その日もまた、雨が降りそうだというのでベランダ越しに声をかけたところ、実は今度引っ越すという。それを聞いた妻は、その晩、眠そうな娘を励ましながら、お兄ちゃんにカードを作ってあげていた。翌朝、まだ引越し作業中なのを確認して、我々のマンションの前にある小さな子供広場で遊びながら、お兄ちゃんが出てくるのを待って、無事にカードをわたすことができた。娘の記念にと写真を撮ってもらったら、向こうも思い出にと写真を撮ってくれたのは、親としても大変嬉しいことだった。そして、カードのお返しにと、彼女がお土産にくれたというエジプトのパピルスのレプリカをくれた。結局、お互いに名前を名乗ることも、もちろん連絡先を交換することもなく、プレゼントとお返しをそれぞれの手元に、お互いの健康を祈りながらの別れとなった。

里親の話から一期一会の話になってきたついでに、もう一つ。高校や大学のリーグ戦の主審を担当すると、副審と第4審はたいてい両チームか、あるいは他校の選手が来る。その大半が、じゃんけん負けで資格を取得させられたなどというきっかけで審判をしに来ているので、当然モチベーションは低い。そんな彼らと一緒に、90分のゲームを担当する即席の審判団をリードする立場にあるのだけれど、最近は、「今日だけ、この2時間ちょっとの間だけ、同じテンションで一緒にやってくれ」と頼みながらモチベートしている。こんな暑苦しいオジサンとやるのは、これが最初で最後やから、と。

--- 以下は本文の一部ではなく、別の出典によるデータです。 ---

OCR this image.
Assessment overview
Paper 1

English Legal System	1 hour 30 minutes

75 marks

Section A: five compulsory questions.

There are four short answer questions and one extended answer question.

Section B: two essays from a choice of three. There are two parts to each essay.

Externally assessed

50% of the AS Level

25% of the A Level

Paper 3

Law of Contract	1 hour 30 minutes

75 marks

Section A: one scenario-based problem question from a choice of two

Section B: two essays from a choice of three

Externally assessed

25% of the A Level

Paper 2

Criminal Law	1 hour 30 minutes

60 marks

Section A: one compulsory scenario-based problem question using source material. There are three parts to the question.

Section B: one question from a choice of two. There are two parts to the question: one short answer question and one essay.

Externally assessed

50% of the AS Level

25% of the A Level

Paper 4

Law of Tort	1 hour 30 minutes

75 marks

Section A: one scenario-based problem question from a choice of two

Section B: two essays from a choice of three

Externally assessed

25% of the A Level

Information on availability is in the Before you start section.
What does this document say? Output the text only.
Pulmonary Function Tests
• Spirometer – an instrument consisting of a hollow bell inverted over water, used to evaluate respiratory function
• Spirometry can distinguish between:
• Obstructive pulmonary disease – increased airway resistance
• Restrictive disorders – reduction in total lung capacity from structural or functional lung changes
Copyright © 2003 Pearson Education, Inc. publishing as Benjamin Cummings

そうすると、彼らが僕の話を聞く姿勢や注意の向け方が、心なしか試合に対して前向きなものになるように感じるから不思議である。審判の役割とか責任とか、もちろんそういう話もするのだけれど、その前提に、一期一会という切り口で関係を築くのも効果的である。そういう関係性を土台として、具体的な依頼事項などの話が彼らにもスッと入りやすくなるのではないだろうか。

とりとめがなくなってきた。寝よう。明日は金曜日。天気予報は晴れ。洗濯できるのが嬉しい。そして週末は、オンラインの研修と高校生のゲームがあり、来週水曜日から10日間、年末年始の代わりに帰省。6-7日の週末は両日とも堺の某サッカー場にて終日オジサンたちの大会の審判。ワクワク。